Я не мог видеть Генри, я все еще лежал, но теперь он стоял в своей комнате у шкафа (я знал в квартире каждый звук). Он рассмеялся на мое предложение закончить таким образом пьесу о нас, и от этого мне стало очень хорошо. Мне редко удавалось заставить Генри смеяться. И было особенно лестно услышать его смех сейчас, когда он постоянно грустил оттого, что ничего не имеет, и оттого, что мы просто двигаемся вверх и вниз.
Обсуждение пьесы явно придало ему энергии. Он начал активно рыться в шкафу.
– Вот теперь эта вечная проблема – чистая рубашка, – пожаловался он. – Хотя это просто Лагерфельд, для нее не обязательно быть слишком чистым.
Я продолжал читать «Книжное обозрение», хотя уже пора было идти в душ, но в «Обозрении» были напечатаны отрывки из дневников Эдмунда Уилсона, которые он вел в конце жизни, и они были очень интересными.
Несмотря на то, что Генри сказал мне несколько недель тому назад, что я не знаю, кто такой Уилсон, я его знал и теперь хотел продемонстрировать свою искушенность перед Генри, прочитав ему короткий отрывок из дневников, который я только что пробежал. Там упоминался Чехов, а Генри только что вспоминал «Трех сестер». Это было замечательное совпадение. Я позвал его:
– Хочу прочесть вам кое-что.
– Почему ты еще не готов?
– Через минуту залезу в душ.
– Что ты хочешь сказать этим «залезу»? Откуда ты берешь такие слова? Звучит просто смехотворно.
Я проигнорировал его и продолжил:
– Это отрывок из дневника Эдмунда Уилсона, написанного в 1961 году. Очень хороший. Он писал: «Подобно тому как персонаж одной из чеховских пьес сказал себе, что он человек восьмидесятых, я обнаружил, что являюсь человеком двадцатых. Я все еще ожидаю чего-то восхитительного: напитков, оживленных разговоров, веселья, свободного обмена идеями – о чем Скотт Фицджеральд сказал: кое-где вещи «мерцают». Теперь я пытаюсь дисциплинировать себя, чтобы не выглядеть глупым в этом смысле». – Я закончил читать. – Мне нравится, как он написал о «мерцании» Фицджеральда.
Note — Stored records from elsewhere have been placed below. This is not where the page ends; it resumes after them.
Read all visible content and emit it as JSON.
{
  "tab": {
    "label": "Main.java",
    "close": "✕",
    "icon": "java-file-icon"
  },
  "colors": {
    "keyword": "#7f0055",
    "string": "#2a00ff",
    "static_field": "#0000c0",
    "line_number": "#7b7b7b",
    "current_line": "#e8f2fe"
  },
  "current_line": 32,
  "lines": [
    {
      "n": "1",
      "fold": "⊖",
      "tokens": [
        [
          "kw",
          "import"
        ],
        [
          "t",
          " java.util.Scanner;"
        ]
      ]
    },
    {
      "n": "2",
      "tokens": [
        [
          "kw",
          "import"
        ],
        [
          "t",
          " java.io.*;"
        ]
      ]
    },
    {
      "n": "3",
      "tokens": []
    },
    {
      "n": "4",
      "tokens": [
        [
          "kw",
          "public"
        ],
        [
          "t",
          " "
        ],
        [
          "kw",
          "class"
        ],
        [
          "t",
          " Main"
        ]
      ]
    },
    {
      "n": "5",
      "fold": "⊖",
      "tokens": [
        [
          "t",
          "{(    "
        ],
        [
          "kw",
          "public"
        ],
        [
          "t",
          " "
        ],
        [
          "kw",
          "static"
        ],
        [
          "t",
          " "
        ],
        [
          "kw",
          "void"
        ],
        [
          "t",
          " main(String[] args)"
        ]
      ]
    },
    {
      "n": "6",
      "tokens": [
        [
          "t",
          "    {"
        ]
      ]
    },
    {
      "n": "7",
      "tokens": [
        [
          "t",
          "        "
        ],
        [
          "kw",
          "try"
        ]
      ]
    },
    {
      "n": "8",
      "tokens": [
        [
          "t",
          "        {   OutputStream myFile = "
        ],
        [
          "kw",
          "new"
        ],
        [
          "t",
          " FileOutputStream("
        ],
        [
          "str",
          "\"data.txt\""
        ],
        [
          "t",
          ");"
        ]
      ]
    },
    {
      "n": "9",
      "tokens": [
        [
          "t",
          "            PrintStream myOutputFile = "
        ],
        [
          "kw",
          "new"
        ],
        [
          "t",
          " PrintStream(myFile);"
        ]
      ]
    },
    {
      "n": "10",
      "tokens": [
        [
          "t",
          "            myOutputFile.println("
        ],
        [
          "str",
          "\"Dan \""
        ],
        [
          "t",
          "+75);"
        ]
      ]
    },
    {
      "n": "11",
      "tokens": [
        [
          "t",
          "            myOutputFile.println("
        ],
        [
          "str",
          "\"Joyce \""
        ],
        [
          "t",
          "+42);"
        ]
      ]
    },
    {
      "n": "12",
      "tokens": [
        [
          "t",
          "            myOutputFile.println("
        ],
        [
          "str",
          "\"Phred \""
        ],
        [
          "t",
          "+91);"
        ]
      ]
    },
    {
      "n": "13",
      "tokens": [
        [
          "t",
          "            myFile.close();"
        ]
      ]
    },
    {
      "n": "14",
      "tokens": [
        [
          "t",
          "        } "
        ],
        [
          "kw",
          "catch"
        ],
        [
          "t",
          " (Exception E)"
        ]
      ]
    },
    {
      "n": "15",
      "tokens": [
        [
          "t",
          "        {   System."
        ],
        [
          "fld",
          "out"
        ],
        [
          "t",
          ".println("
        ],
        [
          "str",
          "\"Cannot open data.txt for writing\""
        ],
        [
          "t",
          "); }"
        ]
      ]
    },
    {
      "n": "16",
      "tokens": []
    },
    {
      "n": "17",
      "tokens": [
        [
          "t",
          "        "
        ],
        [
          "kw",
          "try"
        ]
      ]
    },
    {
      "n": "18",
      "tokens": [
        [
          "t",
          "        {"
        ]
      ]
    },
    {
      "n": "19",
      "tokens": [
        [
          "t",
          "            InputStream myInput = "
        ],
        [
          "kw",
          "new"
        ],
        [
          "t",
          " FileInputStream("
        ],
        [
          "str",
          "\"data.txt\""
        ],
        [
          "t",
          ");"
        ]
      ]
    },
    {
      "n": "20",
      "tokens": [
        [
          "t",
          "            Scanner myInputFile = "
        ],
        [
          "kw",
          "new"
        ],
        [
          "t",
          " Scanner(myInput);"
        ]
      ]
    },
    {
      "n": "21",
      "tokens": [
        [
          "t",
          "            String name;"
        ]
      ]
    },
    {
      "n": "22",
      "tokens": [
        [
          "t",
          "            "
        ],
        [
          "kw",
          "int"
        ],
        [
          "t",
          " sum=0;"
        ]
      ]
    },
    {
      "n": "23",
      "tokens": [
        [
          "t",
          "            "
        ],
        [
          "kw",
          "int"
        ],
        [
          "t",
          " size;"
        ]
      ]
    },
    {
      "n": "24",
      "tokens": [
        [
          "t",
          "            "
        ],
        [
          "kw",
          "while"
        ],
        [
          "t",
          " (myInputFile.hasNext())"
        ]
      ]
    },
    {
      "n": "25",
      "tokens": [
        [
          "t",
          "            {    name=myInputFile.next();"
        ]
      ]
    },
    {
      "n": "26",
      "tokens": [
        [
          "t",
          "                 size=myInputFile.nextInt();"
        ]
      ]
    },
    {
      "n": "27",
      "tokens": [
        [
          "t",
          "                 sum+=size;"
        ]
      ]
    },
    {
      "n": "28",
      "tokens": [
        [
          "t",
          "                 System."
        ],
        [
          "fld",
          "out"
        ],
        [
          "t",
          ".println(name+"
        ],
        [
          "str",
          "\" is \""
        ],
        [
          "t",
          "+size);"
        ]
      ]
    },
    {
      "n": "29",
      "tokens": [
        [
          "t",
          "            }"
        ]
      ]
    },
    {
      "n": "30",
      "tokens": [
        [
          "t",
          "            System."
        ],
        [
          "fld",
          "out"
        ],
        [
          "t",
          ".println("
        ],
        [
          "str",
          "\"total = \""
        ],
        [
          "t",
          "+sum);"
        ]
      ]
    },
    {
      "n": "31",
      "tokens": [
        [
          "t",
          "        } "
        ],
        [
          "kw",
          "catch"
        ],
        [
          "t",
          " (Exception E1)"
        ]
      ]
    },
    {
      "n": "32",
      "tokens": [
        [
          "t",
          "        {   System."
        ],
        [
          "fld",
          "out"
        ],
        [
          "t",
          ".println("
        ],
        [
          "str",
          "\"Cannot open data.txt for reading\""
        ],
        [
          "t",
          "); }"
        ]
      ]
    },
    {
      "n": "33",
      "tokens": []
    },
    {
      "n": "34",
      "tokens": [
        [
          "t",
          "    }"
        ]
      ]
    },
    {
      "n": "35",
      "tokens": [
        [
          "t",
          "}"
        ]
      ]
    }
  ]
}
– «Мерцание», – усомнился Генри. – Мне больше нравится то, что сказал Керуак. Он искал ЭТО.
– Вы читали Керуака? – спросил я. Я прочел Керуака в колледже, но не отрекся от пристрастия к англичанам, пишущим об английских джентльменах, хотя и принимал роман «На дороге» с его американской романтикой.
– О да, – сказал Генри. – Мы с Керуаком принадлежим к одному поколению. Он совершил великий эксперимент. Печатал все, что в голову взбредет, на рулоне туалетной бумаги. Он был словно Рембо. У него был великий друг, Кэссэди… Мы с Лагерфельд словно Керуак и Кэссэди. Нам нравится мчаться на высокой скорости в поисках Этого! Этого! Этого!
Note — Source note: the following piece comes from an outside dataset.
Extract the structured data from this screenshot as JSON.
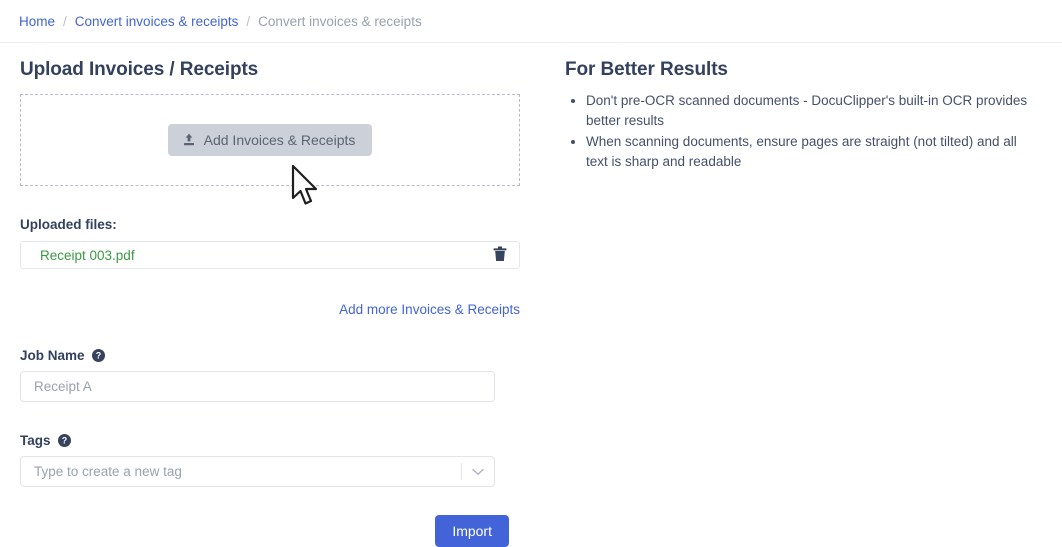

Лагерфельд на самом деле была неподалеку, когда он говорил о ней подобным образом, так что я поскорее залез в душ, потому что мы вскоре должны были забрать ее.
Приняв душ и надев синие блейзеры, мы вышли из квартиры. Когда мы спускались по лестнице, блейзер Генри на мгновение задрался на спине, и я увидел, что он надел брюки, порванные на шве, отчего блеснула его голая белая задница.
– Генри, ваши брюки порваны! Почему вы не надели белье?
– Белье полнит. Вот именно. Без него я кажусь гораздо стройнее.
– Но когда пиджак задирается, виден ваш зад.
Мы остановились в коридоре, где жил Гершон. Генри застегнул блейзер на все пуговицы, чтобы он не задирался. Ему показалось этого достаточно, поскольку он не собирался карабкаться обратно вверх по ступенькам и менять брюки.
– Пока на брюках нет пятен от мочи, с ними все в порядке, – сказал он. – И даже если зад торчит, они там все равно не поймут, что на самом деле увидят. Будет полно старых дам. Они подумают, что это новый фасон.
– Ну, если он все-таки сверкнет, я подам вам сигнал, – пообещал я.
– Хорошо, что мы не во Флориде. Меня бы арестовали. Во Флориде больше не позволено демонстрировать зад. Вот почему их называют южными задницами. Теперь вместе с задницами они выживают рабочий люд с Юга. А это дискриминация.
– Я знаю, вы мне говорили, – сказал я.
– Почему ты запоминаешь все, что я говорю, но не можешь распознать хотя бы одну строчку поэзии?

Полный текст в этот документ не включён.